As far as the music video, directed by Payne Lindsey, is concerned, he wanted to capture innocence and nostalgia. "I had this vision for the video of taking my best friend’s little brother and best friend and use them to portray us as kids," he describes. "That’s why you’ll see two little kids running around. We tried to replicate our relationship and what we’d be doing if we went back in time. It’s really cool. It’s almost like you see me in these scenes and the kids running passed me on the railroad tracks. I turn around, and they aren’t there. It’s memories of my friend and I growing up."
He adds, "I had this knife that was his. We tried to find something that was really general, something that every country boy would have growing up. Throughout the video, I’m looking at this knife and remembering skinning animals and carving trees with my best friend in places we used to do those things."
The clip is set on a farm in his Virginia hometown, and even features a cemetery. "It’s powerful imagery and having to move forward. In the last scene, I’m in a graveyard, laying the knife on a tombstone," he notes.
Even without a video, he admits that he has "already seen the effects of this song in [my] live shows. I’ve had people come up to me and say, ‘man, this song changed my life. You don’t know how much this means to me.’ That’s what I do this for. I don’t do this for anyone to get spins at radio. I just keep it real and try to help people."
"Good Ol' Boys Like Us" is certainly a significant departure from his previous singles, such as "Sittin' On A Tailgate." He explains: "This isn’t a song that’s about a party or about riding down the road with the windows down. It has no other purpose than to give somebody a better outlook on life."
On this video shoot, he says that it was a very different kind of experience for him. "To be honest, when you go into a music video shoot, you try to have your [own vision] of what you are trying to portray. It doesn’t always come out the way you want it to. Sometimes, producers and directors have a different vision. They’re shooting the video, and they want it to be an accurate representation of what they can do. Everybody has their own opinions about how things should be done and how it should look."
"The whole political thing of it gets between what you are doing or whether someone else likes it. I hadn’t had one time [before] where I was going to dictate everything.
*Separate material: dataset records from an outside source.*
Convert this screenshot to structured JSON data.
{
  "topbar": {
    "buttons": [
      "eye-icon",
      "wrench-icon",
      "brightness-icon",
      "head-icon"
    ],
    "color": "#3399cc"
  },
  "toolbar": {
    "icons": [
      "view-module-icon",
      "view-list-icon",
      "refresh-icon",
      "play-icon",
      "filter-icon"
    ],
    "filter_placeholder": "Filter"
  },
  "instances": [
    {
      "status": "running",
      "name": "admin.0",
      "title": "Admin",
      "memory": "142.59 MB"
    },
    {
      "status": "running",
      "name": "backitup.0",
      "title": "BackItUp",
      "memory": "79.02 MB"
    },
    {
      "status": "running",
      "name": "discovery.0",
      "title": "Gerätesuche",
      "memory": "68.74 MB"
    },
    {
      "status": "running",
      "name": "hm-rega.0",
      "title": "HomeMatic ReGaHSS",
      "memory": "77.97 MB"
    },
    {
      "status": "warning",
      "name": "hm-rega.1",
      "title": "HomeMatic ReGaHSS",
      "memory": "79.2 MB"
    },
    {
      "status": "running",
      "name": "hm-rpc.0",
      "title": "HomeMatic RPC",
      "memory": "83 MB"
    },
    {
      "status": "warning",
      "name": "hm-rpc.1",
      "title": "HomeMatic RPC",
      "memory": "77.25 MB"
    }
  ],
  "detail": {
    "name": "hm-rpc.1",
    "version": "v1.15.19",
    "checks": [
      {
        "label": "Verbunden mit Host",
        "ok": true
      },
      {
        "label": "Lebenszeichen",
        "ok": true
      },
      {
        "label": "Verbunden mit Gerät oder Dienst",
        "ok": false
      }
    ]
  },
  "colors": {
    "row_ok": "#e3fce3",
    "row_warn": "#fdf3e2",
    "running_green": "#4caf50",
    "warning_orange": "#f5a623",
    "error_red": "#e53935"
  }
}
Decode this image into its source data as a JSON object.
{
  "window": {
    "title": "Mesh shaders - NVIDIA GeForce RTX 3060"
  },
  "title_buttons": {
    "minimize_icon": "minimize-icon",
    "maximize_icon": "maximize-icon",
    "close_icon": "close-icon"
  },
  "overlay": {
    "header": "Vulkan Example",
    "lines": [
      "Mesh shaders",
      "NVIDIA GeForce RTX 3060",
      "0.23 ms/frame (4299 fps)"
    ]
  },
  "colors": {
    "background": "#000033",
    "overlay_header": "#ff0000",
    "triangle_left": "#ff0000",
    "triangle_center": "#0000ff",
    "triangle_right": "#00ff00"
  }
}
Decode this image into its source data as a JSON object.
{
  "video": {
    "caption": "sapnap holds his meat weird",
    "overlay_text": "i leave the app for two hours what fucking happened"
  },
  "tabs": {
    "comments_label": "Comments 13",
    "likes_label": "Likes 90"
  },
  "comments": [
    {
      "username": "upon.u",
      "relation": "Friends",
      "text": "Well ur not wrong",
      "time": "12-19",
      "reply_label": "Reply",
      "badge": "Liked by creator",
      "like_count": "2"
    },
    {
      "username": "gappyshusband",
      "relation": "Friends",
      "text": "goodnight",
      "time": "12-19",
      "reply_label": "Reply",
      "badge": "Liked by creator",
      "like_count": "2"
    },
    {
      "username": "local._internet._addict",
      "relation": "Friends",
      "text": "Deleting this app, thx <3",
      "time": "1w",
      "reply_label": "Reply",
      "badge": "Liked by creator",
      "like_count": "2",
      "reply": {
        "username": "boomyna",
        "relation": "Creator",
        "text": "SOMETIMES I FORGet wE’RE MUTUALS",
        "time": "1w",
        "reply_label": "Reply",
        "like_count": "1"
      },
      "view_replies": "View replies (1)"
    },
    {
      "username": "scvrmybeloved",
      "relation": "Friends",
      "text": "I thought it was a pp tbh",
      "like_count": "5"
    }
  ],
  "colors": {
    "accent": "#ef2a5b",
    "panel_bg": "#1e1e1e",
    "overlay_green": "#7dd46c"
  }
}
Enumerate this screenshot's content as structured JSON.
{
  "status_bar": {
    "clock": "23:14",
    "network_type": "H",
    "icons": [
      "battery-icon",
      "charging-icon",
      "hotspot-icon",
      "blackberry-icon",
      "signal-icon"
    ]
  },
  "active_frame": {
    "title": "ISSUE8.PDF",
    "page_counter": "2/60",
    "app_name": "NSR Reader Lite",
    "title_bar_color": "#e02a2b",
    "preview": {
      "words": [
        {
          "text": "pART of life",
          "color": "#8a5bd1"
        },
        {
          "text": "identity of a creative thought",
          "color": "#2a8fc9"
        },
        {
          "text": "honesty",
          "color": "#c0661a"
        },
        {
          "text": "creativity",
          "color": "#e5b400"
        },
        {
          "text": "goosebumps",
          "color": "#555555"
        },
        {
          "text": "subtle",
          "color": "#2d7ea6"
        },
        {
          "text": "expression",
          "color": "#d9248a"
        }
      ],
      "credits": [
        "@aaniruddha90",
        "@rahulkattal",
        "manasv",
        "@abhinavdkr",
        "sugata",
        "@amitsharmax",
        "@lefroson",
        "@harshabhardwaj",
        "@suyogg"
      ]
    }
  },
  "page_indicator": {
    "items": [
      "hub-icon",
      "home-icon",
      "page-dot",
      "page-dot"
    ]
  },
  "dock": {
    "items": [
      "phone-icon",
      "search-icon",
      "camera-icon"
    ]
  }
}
It was complete artistic freedom [on this one]."
On working with Lindsey: "He does a lot of rap music videos. He’s got a different background, but he shoots super intense. His videos have a different feel than all the other guys I’ve shot videos with. I was super excited about it. We collaborated well."
Of course, on the topic of current trends on corporate radio, he is pretty frank: "I don’t think [radio] should be about one kind of song or one kind of message. This [current] formula is beat to death. I feel like there needs to be an opening for things that are promoting meaningful themes. There should be a greater purpose. Throw me a freaking song that’s gonna matter to me 20 years from now. When I sing this song 20 years [down the road], it’s going to remind me of the same thing as it does now. Nobody’s gonna remember that party record."